This was my third Rainbow Rowell novel of the year, and a delight just like the other two. In this case, the story focuses on Cath. She and her twin sister are starting their freshmen year of college, and it involves a lot of changes that Cath was not prepared for. While the sisters have always been close and attached at the hip, only Cath assumed this would continue in college while Wren wants to work on being her own person and finding identity separate from her sister.
Cath keeps mostly to herself and focuses on writing fan fiction of Simon Snow, a huge phenomenon in the world of the novel, similar to Harry Potter in the real world. While Cath focuses on writing and establishing a routine that involves little interaction with people, Wren becomes a party girl, leading to a huge argument between the sisters. It doesn't help that they also have some family issues that are reemerging - her father has had a breakdown before and Cath worries about his ability to care for himself, and both girls also are still impacted by their mother's abandoment of them when they were much younger.
Cath's roommate Reagan, an older and more experienced student, takes pity on Cath and integrates her into her social life to an extent. Levi, Reagan's boyfriend, is over all the time, and he, too, makes Cath his project. Between the two of them, Cath slowly adjusts to college life but still has to face quite a few decisions on her own, such as how important her fan fiction is to her, and whether she is willing to let it go to create her own writing.

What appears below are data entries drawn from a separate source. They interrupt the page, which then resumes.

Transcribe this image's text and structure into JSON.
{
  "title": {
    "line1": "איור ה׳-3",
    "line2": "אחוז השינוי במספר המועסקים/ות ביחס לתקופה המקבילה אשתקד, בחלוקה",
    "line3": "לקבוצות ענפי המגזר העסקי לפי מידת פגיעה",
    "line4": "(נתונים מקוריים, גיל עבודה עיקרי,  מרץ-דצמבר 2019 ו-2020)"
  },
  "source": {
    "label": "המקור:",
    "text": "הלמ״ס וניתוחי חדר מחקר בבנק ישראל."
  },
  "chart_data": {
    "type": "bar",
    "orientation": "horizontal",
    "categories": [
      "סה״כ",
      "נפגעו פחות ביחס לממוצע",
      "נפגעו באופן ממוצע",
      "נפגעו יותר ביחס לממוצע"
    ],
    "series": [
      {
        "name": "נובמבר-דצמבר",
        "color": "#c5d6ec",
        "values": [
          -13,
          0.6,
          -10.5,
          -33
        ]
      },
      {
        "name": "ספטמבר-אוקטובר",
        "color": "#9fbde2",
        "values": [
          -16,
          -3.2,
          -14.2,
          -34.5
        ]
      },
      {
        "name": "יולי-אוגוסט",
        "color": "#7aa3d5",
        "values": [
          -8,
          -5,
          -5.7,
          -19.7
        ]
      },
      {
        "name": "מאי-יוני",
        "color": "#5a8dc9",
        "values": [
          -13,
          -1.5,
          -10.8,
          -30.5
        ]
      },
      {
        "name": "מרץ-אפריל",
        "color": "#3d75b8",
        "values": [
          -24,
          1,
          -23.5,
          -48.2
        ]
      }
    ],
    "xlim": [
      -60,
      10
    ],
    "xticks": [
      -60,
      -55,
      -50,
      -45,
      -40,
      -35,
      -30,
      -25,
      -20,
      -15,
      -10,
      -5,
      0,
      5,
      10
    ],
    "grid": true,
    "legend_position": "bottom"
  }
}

I love how Rowell can take simple stories and make them so interesting and relatable. Literally every other time I read YA, it involves some type of hook, or dystopian, post-apocalyptic society. It is rare that I pick up anything that is simply about the present day. And yet, I love what Rowell does, and how interested she can make me in these characters even when they aren't facing life and death situations. I can't wait to read Rowell's next novel, especially since her first novel, which was also adult fiction rather than YA, is still my favorite of hers.